The government has recorded a stronger surplus, thanks to a higher tax take and lower spending.
Excluding investment gains and losses, the operating surplus stood at $1.4 billion for the eight months to February, compared with the forecast surplus of $498 million.
The growing economy boosted tax revenue, which came in above expectations at $48.1bn.
Corporate tax led the way, with revenue being $551 million ahead of forecast, due to companies making more profit.
That more than offset lower-than-expected source deductions revenue, although Treasury said it was largely timing-related and "should reverse out in the coming months".
Expenses came in below expectations, down 0.8 percent to $50.3 billion.
Treasury said most of the $395 million difference was down to ongoing uncertainty over the costs of the Kaikōura earthquake, which had yet to be included in the results.
Kaikōura repairs have been estimated to cost $2 to $3 billion.
The government added $1 billion in quake-related expenses to its forecasts, with $685 million of that due to EQC claims costs, and the remaining $315 million attributable to other things, such as funding local infrastructure.

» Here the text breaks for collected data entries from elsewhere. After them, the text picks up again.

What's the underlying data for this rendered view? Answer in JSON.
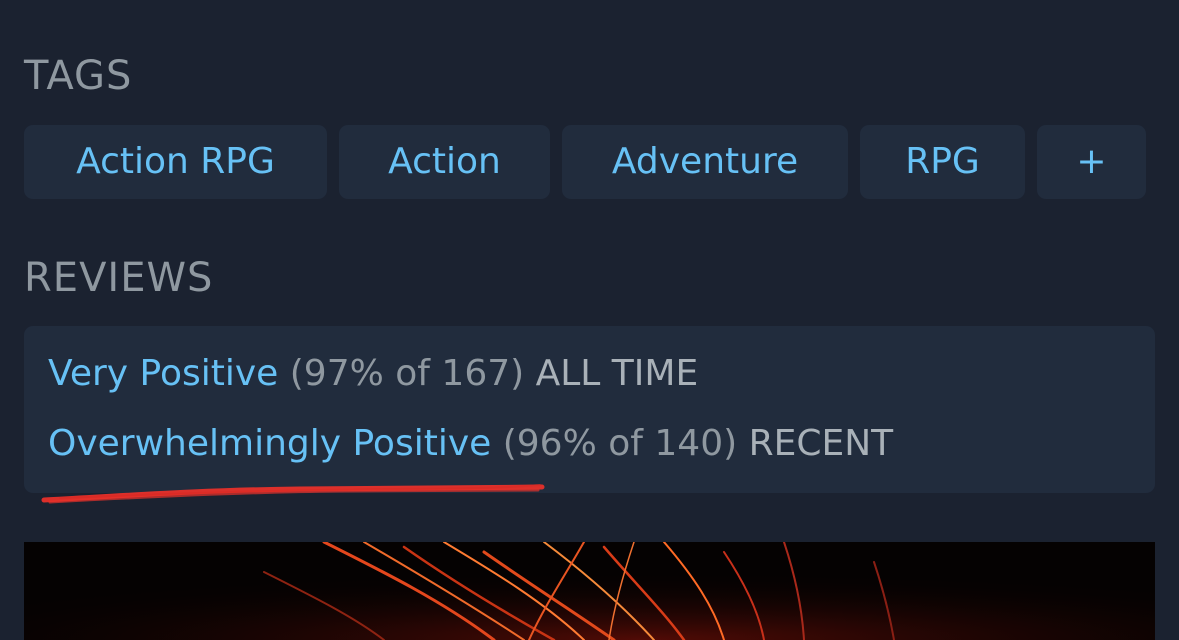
{
  "tags": {
    "heading": "TAGS",
    "items": [
      {
        "label": "Action RPG"
      },
      {
        "label": "Action"
      },
      {
        "label": "Adventure"
      },
      {
        "label": "RPG"
      },
      {
        "label": "+"
      }
    ]
  },
  "reviews": {
    "heading": "REVIEWS",
    "all_time": {
      "summary": "Very Positive",
      "detail": "(97% of 167)",
      "period": "ALL TIME"
    },
    "recent": {
      "summary": "Overwhelmingly Positive",
      "detail": "(96% of 140)",
      "period": "RECENT"
    }
  },
  "colors": {
    "background": "#1b2230",
    "card": "#212c3d",
    "link_blue": "#67c1f5",
    "muted_text": "#8f98a0",
    "annotation_red": "#e8302a"
  }
}
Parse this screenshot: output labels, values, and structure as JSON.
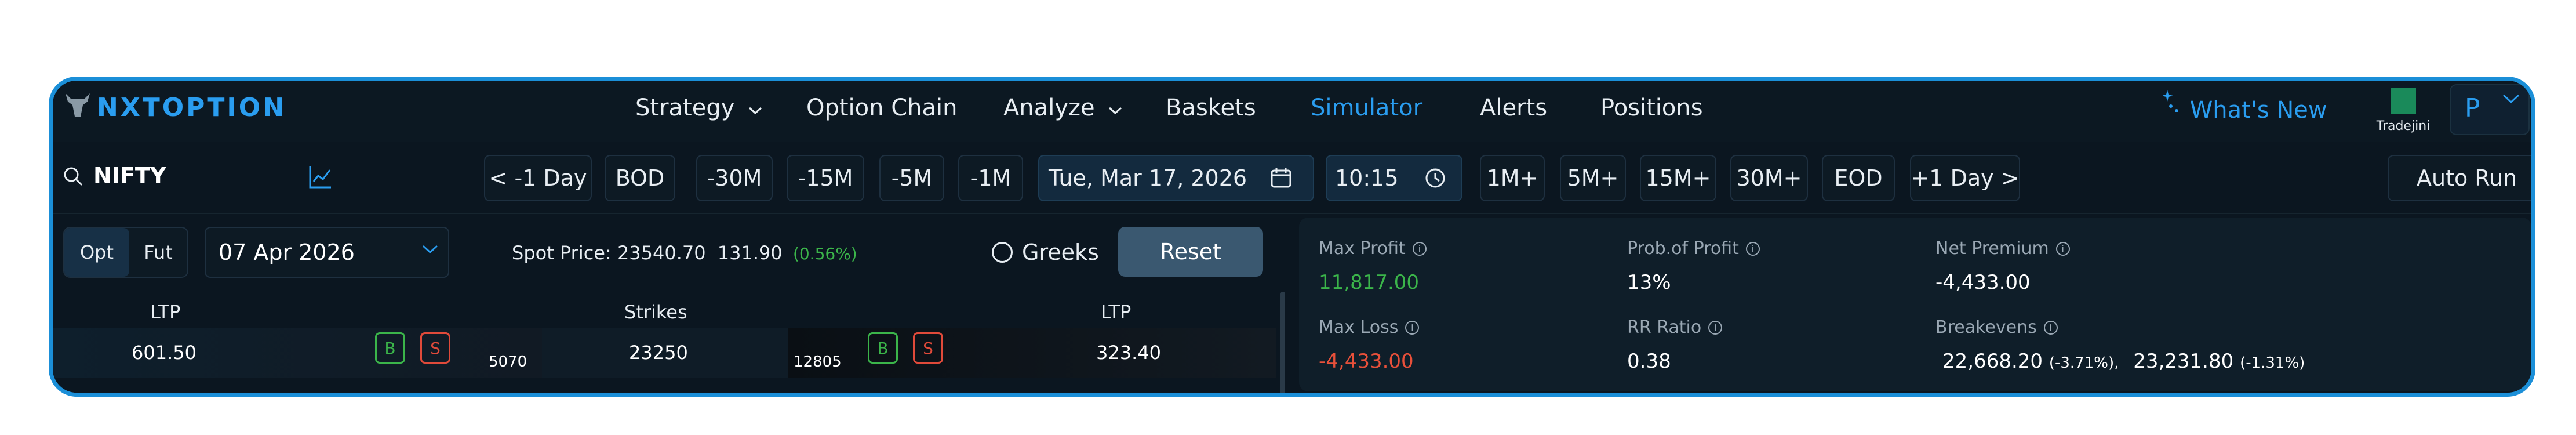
{
  "brand": {
    "name": "NXTOPTION"
  },
  "nav": {
    "items": [
      {
        "label": "Strategy",
        "dropdown": true
      },
      {
        "label": "Option Chain",
        "dropdown": false
      },
      {
        "label": "Analyze",
        "dropdown": true
      },
      {
        "label": "Baskets",
        "dropdown": false
      },
      {
        "label": "Simulator",
        "dropdown": false,
        "active": true
      },
      {
        "label": "Alerts",
        "dropdown": false
      },
      {
        "label": "Positions",
        "dropdown": false
      }
    ],
    "whats_new": "What's New",
    "broker": "Tradejini",
    "profile_initial": "P"
  },
  "toolbar": {
    "search_value": "NIFTY",
    "buttons": [
      "< -1 Day",
      "BOD",
      "-30M",
      "-15M",
      "-5M",
      "-1M"
    ],
    "date": "Tue, Mar 17, 2026",
    "time": "10:15",
    "forward_buttons": [
      "1M+",
      "5M+",
      "15M+",
      "30M+",
      "EOD",
      "+1 Day >"
    ],
    "auto_run": "Auto Run"
  },
  "chain": {
    "opt_label": "Opt",
    "fut_label": "Fut",
    "expiry": "07 Apr 2026",
    "spot_label": "Spot Price:",
    "spot_price": "23540.70",
    "spot_change": "131.90",
    "spot_change_pct": "(0.56%)",
    "greeks_label": "Greeks",
    "reset_label": "Reset",
    "headers": {
      "ltp_call": "LTP",
      "strikes": "Strikes",
      "ltp_put": "LTP"
    },
    "row": {
      "call_ltp": "601.50",
      "buy": "B",
      "sell": "S",
      "call_oi": "5070",
      "strike": "23250",
      "put_oi": "12805",
      "put_ltp": "323.40"
    }
  },
  "stats": {
    "max_profit_label": "Max Profit",
    "max_profit": "11,817.00",
    "pop_label": "Prob.of Profit",
    "pop": "13%",
    "net_premium_label": "Net Premium",
    "net_premium": "-4,433.00",
    "max_loss_label": "Max Loss",
    "max_loss": "-4,433.00",
    "rr_label": "RR Ratio",
    "rr": "0.38",
    "breakevens_label": "Breakevens",
    "be1": "22,668.20",
    "be1_pct": "(-3.71%),",
    "be2": "23,231.80",
    "be2_pct": "(-1.31%)"
  },
  "colors": {
    "accent": "#2a9df0",
    "profit": "#3bb54a",
    "loss": "#e8503a",
    "frame": "#1b8fd8"
  }
}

Treasury has forecasted a $473 million surplus in the June 2017 year.
If investment gains and losses were included, the operating surplus stood at $10.6 billion.
The Treasury said that was mainly due to an actuarial gain of $3.2 billion and $1.5 billion on the ACC and GSF (Government Superannuation Fund) liabilities.
Net debt totalled $61.3 billion, or 23.5 percent of the value of the economy.